School closures and distance learning continue to have a drastic impact on students, primarily students of color in low-income neighborhoods, reflective of the growing educational inequities that have accelerated since the pandemic. 

The crisis is hurting budgets at community organizations even as the need for their services increases dramatically. To bolster their financial stability, in July we made core support grants to 29 education partners.

But we need more than stability to address the deep fissures exposed by the coronavirus. We need change. 

Rather than maintaining ineffective models that deepen racial and economic inequities, we have an opportunity to transform our education system. Part of the Pandemic Relief Funding is going towards a new TransformED Program, investing in a dozen local organizations with a track record of student-centered services and advocacy, taking steps to reimagine our system in an equitable way.

TransformED grantees will help scale up innovative practices that address inequities in Los Angeles’s highest need communities. Initiatives receiving grant funding: 

  • address the digital divide
  • increase capacity building for educators
  • establish social-emotional support for families
  • strengthen college readiness
  • fortify school stakeholder engagement efforts. 

United Way will evaluate efforts in hopes of expanding promising programs systemwide.

A number of the grantees are developing holistic methods to form connections with students despite the challenges of distance learning.

Center for Powerful Public Schools
One of our TransformED grantees is the Center for Powerful Public Schools, which supports educators, schools, and districts to improve learning with a focus on historically underserved communities. The Center assists schools all over the world, but the heart of its work is in Los Angeles, where it is a founding member of the Communities for Los Angeles Student Success, (CLASS) Coalition we facilitate. 

The Center’s TransformED work will focus on distance learning training for teachers and administrators. “Students and teachers need support to connect and build relationships in order to thrive,” said Executive Director Alicia Montgomery. “This grant allows us to provide training to teachers and school administrators to increase the quality of strategies used to support students through social, emotional, and of course academic distance learning. We will continue to create platforms to share peer-to-peer best practices between educators, allowing them to grow in this unprecedented way of learning.”

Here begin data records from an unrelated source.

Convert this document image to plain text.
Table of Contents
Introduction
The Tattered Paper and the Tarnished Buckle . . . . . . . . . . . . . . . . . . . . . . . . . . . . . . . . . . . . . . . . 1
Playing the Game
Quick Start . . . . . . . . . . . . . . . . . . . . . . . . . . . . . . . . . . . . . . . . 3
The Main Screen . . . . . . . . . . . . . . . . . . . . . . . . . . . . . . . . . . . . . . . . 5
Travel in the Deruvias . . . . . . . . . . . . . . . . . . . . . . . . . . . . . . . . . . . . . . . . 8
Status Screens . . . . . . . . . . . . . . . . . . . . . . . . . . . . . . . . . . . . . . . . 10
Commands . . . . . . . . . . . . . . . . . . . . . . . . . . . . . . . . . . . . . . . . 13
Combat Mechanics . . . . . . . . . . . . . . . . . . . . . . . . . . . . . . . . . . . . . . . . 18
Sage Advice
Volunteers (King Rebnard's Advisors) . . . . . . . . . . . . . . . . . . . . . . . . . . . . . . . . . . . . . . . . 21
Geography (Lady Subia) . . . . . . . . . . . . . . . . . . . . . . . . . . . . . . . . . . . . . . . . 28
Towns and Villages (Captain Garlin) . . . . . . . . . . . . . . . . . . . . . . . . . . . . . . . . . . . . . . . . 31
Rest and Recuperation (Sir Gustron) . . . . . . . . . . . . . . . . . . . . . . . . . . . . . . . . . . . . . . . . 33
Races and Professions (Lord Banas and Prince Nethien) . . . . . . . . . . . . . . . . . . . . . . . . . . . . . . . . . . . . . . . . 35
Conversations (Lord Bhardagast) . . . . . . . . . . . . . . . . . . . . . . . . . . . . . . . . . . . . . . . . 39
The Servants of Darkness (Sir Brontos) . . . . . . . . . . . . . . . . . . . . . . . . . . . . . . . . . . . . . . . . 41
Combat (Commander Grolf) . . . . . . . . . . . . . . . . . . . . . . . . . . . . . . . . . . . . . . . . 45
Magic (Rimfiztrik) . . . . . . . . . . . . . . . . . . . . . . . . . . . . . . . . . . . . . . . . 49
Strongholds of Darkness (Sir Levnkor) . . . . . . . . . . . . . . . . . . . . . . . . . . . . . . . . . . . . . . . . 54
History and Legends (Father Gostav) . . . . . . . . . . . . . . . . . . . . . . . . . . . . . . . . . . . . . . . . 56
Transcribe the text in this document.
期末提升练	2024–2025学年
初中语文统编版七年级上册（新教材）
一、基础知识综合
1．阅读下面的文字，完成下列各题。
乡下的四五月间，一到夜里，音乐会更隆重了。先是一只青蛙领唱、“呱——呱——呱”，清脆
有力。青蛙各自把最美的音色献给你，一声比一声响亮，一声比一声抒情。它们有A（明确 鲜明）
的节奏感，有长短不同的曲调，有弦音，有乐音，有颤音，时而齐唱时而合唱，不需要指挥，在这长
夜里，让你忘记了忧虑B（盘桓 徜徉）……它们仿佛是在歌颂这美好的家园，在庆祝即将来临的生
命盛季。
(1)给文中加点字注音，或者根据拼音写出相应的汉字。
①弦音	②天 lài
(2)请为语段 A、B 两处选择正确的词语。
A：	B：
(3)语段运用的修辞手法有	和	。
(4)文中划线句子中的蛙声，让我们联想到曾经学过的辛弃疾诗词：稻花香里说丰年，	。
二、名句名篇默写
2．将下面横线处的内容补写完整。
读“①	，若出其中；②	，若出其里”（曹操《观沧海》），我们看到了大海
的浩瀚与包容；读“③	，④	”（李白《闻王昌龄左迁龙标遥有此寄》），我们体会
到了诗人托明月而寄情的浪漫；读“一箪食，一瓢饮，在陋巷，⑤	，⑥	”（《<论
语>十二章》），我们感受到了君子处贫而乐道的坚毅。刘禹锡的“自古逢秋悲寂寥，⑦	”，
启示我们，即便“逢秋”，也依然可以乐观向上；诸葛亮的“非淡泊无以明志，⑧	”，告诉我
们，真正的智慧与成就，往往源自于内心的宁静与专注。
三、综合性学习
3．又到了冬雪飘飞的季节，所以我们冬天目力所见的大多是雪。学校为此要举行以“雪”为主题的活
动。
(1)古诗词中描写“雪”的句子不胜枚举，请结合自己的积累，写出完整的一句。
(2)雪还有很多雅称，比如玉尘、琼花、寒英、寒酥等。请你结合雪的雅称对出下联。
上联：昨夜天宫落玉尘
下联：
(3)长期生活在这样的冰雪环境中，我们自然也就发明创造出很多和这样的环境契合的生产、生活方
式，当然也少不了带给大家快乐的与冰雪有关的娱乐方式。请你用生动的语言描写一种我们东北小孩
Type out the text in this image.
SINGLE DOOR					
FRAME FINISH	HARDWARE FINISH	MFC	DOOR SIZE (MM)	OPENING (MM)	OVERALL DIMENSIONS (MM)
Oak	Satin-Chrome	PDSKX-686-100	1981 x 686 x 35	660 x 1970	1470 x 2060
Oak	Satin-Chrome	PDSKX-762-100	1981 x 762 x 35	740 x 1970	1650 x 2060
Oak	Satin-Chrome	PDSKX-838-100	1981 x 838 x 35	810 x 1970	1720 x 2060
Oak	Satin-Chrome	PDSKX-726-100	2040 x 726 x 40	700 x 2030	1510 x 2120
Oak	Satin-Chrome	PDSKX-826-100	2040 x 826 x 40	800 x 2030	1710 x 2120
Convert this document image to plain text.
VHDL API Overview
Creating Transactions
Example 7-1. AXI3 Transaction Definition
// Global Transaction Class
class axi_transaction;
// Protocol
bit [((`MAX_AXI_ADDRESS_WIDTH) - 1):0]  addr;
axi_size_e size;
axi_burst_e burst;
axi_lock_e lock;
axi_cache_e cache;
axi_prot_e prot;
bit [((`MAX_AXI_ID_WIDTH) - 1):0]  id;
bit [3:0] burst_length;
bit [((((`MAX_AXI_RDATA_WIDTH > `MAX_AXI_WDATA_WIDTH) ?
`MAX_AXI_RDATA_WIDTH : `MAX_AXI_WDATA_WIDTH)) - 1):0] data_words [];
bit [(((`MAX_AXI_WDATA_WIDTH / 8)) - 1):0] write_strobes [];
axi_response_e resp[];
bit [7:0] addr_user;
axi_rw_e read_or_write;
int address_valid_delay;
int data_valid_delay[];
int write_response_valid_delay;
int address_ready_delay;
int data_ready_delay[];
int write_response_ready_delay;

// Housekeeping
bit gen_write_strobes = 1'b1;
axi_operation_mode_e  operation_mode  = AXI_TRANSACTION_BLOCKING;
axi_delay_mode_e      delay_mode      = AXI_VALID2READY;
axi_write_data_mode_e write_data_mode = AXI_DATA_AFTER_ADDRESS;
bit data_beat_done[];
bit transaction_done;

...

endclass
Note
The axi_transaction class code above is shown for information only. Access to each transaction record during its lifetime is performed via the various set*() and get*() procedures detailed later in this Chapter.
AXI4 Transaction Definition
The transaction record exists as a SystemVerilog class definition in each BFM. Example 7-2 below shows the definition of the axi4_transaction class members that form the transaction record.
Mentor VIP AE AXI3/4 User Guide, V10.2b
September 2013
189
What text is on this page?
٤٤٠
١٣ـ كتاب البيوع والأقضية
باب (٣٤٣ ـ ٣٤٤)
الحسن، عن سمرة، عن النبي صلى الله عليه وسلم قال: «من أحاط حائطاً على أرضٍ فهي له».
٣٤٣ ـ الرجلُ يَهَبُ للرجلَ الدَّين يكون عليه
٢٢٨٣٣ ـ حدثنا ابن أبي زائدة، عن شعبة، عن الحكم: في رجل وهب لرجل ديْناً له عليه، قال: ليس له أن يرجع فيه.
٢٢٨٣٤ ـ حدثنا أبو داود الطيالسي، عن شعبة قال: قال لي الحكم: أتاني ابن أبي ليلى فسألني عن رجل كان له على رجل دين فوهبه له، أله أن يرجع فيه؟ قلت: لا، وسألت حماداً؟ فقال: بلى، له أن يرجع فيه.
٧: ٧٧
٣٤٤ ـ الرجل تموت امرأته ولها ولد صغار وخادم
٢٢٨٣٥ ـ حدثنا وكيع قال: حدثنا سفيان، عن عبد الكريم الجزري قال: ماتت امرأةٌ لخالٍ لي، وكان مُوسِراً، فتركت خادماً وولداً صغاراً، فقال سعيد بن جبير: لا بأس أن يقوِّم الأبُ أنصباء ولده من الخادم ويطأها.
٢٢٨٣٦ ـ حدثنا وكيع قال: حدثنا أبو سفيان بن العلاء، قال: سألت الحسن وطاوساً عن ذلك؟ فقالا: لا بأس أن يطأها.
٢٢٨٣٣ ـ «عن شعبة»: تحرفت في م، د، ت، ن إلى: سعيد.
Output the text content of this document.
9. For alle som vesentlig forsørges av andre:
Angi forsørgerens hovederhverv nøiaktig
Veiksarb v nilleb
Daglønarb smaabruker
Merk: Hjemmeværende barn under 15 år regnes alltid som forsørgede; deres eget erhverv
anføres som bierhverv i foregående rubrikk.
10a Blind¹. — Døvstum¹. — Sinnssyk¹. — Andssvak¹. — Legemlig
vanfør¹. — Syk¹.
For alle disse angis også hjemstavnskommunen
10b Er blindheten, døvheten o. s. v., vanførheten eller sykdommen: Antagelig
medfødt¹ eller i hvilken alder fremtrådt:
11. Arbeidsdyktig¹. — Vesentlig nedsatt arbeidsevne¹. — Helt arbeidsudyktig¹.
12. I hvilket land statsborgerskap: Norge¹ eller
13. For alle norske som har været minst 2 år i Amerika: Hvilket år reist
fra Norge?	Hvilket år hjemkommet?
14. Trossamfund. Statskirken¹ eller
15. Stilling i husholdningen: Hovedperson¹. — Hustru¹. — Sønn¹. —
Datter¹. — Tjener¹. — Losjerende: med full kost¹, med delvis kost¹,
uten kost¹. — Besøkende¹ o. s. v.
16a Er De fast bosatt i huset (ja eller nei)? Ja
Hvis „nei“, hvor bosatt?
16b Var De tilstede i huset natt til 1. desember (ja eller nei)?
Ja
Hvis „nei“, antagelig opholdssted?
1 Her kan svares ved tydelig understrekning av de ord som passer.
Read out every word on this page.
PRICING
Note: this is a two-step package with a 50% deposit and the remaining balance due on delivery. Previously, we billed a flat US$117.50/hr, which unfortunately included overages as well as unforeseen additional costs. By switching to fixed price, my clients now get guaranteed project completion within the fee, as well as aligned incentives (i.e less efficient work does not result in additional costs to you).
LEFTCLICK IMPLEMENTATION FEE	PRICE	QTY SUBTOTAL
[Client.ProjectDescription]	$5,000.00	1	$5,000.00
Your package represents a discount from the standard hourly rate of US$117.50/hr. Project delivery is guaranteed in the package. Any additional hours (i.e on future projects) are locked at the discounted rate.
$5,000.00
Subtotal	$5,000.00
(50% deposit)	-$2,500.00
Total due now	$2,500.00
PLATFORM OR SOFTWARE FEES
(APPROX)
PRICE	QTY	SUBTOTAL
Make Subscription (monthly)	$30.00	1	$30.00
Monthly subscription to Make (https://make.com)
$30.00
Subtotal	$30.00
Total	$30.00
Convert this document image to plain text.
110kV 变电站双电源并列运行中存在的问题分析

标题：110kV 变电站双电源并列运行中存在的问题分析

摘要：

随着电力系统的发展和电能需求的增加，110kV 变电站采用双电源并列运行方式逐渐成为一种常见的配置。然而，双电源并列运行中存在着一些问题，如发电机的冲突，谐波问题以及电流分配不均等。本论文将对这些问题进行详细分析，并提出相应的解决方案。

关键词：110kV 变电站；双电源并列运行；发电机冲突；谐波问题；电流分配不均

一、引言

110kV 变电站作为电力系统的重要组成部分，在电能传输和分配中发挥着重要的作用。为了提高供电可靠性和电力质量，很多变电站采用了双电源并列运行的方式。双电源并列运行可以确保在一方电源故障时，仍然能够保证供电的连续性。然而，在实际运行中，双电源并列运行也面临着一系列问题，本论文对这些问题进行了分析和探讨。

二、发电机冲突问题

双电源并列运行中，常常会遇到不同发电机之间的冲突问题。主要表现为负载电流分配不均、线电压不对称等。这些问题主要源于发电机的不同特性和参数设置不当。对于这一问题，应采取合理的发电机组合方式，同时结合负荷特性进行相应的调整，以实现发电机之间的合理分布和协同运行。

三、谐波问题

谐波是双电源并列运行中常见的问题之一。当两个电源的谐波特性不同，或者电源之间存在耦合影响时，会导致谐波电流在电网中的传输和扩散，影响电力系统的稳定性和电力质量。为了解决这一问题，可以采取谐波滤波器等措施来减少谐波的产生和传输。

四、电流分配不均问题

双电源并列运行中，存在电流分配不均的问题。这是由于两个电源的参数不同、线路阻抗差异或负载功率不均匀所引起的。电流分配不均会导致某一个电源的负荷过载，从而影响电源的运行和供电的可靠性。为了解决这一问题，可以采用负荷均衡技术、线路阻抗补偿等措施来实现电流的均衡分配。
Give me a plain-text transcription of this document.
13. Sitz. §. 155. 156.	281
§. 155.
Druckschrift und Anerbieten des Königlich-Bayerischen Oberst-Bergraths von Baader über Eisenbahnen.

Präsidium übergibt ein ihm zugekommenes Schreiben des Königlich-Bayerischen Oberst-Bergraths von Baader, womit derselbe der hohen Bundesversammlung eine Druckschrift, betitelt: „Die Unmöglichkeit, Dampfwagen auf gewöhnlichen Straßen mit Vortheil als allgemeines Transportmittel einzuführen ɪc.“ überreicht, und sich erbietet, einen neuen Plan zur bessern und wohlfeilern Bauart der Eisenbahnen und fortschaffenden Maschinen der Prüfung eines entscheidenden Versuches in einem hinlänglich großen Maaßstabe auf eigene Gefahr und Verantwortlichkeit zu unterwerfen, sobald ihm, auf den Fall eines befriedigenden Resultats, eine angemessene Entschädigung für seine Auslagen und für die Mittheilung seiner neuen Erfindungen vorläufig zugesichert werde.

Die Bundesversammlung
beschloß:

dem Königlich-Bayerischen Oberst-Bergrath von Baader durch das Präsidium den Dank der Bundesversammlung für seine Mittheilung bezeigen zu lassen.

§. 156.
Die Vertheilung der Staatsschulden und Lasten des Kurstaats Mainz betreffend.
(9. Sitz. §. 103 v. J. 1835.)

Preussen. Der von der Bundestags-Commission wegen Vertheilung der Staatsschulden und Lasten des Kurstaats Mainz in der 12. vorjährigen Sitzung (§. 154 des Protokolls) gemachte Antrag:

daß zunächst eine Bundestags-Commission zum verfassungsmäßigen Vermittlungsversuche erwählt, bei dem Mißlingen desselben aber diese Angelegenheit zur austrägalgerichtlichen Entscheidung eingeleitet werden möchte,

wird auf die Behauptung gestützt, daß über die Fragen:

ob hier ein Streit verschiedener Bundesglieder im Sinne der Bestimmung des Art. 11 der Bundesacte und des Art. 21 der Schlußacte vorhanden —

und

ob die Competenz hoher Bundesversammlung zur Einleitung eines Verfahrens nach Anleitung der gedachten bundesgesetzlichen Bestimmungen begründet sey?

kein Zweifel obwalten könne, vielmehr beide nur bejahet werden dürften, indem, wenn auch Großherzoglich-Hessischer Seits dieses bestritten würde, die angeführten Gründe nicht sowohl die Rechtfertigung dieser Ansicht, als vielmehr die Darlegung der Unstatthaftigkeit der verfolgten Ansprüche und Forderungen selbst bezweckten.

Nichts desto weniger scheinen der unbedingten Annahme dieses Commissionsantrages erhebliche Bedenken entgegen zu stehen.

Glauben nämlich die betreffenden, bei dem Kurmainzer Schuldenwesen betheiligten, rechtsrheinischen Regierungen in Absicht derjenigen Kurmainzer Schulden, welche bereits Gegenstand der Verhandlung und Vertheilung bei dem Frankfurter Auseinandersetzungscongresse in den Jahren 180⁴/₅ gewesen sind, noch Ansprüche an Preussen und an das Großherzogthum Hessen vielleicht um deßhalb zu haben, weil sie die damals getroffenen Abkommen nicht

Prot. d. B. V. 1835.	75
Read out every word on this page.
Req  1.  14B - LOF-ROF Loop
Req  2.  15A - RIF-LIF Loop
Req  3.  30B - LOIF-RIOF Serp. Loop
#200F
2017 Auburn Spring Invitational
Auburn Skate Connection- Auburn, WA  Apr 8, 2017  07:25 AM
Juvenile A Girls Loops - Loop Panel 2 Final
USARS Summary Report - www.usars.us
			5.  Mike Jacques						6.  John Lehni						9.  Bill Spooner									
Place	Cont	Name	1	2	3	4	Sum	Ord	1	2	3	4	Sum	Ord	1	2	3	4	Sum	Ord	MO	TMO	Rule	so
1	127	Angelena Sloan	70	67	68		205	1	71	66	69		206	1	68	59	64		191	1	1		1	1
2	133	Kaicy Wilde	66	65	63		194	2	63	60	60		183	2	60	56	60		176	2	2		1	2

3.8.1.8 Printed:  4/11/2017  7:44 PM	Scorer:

COVID changes and observations
After the pandemic hit, the Center drastically changed their every day, in-person efforts. They put their annual summer bridge program for students online. They established remote educator training programs, as well as developing web-based resources for parents and teachers and continue to become more flexible in their support for teachers. 

Alicia Montgomery draws on her 11 years of teaching experience to inform her current role. “Seeing my kids in class filled my cup every day, having an impact daily filled my cup,” she said. “I understand the social and emotional needs of teachers. Many teachers are also parents, navigating the education of their own kids at home.”

The relationship with teachers is critical to student learning and growth. The Center offers different strategies to connect with students. “We need to change how we engage students, especially students whose cultures rely on engagement and relationships,” she remarked.

The Center creates a platform for teacher education as well as peer engagement and sharing of best practices. “One teacher spoke about how they greet each student by name as they join the classroom chat each day.”

Advice for teachers and administrators in the new school year
Ms. Montgomery asks teachers as they start the new year, “give yourself grace. Be patient with yourself, your family, your students. And just give yourself grace.”

She’s seen teachers and leaders rise to this challenge. She stated emphatically, “don’t limit yourself in what education can be post COVID-19. Now is the moment to think transformatively about education and how to serve students. The things we thought we couldn’t do without are no longer sacred. If we think creatively and transformatively we can come out with an education system that is better, stronger, more equitable, and engages parents in a way that we never have before.”

United Way of Greater Los Angeles is proud to support the efforts of the Center and our TransformED grantees. We recognize this unprecedented opportunity for change within our education system and understand that ensuring equity for our vulnerable students is the only way forward.